El Niño Dios leyó cartas de mil pequeños
Los niños corrían moviendo la bola blanca de su gorro de Navidad. Los perseguían jóvenes con camiseta blanca que, de seguro, les iban a zampar un abrazo. Y todo terminaba en muchas risas, como si les estuvieran haciendo cosquillas.
"A jugar", dijo Sara Michel Grisales, de 9 años. Desde muy temprano la habían llevado a El Tesoro, para que, junto a otros 999 niños de escasos recursos, pasaran una mañana divertida, en compañía de jóvenes voluntarios.
Y eso que no se esperaban el final: la carta del Niño Dios que escribieron en octubre y en noviembre, se les iba a hacer realidad. "Si pidieron una patineta rosada, eso es lo que van a recibir", expresó Gina Montes, directora de Soñar Despiertos Medellín.
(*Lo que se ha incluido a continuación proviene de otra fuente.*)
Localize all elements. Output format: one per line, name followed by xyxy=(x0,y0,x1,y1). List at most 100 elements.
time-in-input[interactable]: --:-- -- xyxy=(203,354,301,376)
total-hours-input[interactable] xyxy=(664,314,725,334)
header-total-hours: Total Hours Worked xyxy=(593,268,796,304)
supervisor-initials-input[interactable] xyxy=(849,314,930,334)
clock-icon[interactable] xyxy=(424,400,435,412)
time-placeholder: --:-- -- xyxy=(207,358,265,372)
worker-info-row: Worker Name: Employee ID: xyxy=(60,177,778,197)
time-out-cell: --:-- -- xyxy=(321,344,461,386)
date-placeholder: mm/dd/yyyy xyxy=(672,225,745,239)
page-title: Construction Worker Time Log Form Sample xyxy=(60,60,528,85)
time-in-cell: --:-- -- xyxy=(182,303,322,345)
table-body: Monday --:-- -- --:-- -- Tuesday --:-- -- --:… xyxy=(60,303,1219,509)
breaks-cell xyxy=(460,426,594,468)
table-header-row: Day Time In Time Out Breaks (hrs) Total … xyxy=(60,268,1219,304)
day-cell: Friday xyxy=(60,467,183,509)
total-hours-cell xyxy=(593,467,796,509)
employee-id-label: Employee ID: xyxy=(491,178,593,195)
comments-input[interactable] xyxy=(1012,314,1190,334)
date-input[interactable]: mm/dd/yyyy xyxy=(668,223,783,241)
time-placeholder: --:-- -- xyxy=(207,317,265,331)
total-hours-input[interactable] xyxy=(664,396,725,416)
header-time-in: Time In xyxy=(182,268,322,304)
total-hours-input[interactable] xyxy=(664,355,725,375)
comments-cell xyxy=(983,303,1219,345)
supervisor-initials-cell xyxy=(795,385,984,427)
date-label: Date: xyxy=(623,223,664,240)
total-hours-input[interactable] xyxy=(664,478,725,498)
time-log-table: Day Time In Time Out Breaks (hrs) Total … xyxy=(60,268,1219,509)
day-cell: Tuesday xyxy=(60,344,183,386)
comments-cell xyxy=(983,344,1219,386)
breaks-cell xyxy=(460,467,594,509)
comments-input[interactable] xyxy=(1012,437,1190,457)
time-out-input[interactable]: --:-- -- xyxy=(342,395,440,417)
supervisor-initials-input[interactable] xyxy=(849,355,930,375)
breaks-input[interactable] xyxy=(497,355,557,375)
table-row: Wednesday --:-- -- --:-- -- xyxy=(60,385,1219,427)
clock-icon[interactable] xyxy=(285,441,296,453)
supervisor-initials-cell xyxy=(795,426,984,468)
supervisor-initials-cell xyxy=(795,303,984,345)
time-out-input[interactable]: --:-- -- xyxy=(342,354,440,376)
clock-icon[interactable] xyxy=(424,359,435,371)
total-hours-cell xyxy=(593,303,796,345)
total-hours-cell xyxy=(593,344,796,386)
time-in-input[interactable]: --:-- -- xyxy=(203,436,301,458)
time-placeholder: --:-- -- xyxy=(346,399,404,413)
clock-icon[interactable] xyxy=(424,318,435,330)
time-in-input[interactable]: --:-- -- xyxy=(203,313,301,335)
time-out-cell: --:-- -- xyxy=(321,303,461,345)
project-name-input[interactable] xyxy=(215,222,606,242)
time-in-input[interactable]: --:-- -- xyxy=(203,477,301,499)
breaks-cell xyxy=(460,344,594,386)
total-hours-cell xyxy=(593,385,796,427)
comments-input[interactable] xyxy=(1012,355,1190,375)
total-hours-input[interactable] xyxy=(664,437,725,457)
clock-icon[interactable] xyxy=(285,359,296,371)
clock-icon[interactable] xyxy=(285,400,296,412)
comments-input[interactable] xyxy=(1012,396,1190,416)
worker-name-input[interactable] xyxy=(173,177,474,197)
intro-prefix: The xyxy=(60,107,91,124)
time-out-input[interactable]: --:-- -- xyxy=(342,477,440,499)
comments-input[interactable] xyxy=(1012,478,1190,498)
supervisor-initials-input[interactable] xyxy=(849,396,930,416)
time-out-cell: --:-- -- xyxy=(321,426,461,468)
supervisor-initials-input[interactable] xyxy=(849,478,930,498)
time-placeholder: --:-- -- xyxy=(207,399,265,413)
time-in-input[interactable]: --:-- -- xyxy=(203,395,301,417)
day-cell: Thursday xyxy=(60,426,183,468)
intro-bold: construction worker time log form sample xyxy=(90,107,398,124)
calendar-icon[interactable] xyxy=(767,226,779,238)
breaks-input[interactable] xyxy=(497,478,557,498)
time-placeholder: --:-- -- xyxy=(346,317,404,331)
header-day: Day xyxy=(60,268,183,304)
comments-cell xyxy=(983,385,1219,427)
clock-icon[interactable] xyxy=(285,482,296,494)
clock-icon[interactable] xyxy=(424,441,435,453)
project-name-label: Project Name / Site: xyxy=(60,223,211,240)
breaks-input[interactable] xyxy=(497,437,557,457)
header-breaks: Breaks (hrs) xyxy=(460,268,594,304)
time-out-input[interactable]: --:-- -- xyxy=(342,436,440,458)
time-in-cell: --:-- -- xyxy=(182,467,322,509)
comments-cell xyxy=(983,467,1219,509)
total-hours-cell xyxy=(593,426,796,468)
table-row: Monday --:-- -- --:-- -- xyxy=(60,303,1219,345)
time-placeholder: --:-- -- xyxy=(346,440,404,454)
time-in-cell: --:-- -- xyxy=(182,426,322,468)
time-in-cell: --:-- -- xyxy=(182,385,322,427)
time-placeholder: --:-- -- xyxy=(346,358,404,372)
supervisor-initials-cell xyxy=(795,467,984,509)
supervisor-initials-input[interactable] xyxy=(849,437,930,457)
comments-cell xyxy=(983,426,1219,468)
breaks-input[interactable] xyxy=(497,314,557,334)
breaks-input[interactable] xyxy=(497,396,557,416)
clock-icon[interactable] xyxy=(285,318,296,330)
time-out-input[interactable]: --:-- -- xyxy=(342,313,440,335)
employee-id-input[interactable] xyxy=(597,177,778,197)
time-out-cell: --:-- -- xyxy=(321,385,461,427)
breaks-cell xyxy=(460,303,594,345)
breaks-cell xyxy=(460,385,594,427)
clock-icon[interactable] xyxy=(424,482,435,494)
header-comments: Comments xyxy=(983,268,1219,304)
Cartas al Niño Dios fue el evento que ayer realizaron los de Soñar Despiertos. La intención, añade Gina, es "devolverle a los niños la esperanza de soñar, que expresaran todos sus deseos en las cartas y cumplir esos anhelos".
Ya son varios años en que ponen a pequeños de estratos bajos a escribir sus deseos y sus peticiones al Niño Dios, y que con ayuda de donantes, hacen que las cartas sean una realidad.
"Nosotros también hacemos una sensibilización con los niños, para que pidan no sólo regalos, sino buenos deseos", indicó María Fernanda Jaramillo, de la junta directiva de Soñar Despiertos.
Ayer fue la hora de los regalos y de que los jóvenes voluntarios se divirtieran con ellos. De hecho, llegaron más que los niños que estaban presentes, por lo que trabajaron de a dos. "Es que somos tantos los jóvenes que queremos hacer cosas buenas. Eso es amor y valor. No les importa madrugar un día de vacaciones y pagar $25.000 que vale la camiseta", afirmó Gina.
Por supuesto que no les importa, como señaló Andrés Úsuga: "cuál pereza, con tal de ver que ellos sonrían".
Antes de que llegara Papá Noel, hicieron diferentes actividades, hubo refrigerio, almuerzo y juegos.
Después, eso sí, las caras sorprendidas de los pequeños que escribieron. "Yo le estoy pidiendo unos patines y un tapete de baile. También le dije que lo quería mucho y que gracias por todas las cosas que me da", contó Sara Michel.
Esteban Gómez, de 6 años, fue más flexible: "Yo le escribí que si no me podía traer los Transformers, entonces dos guardas con un balón".
Niños felices, porque el Niño Dios, sí que los leyó.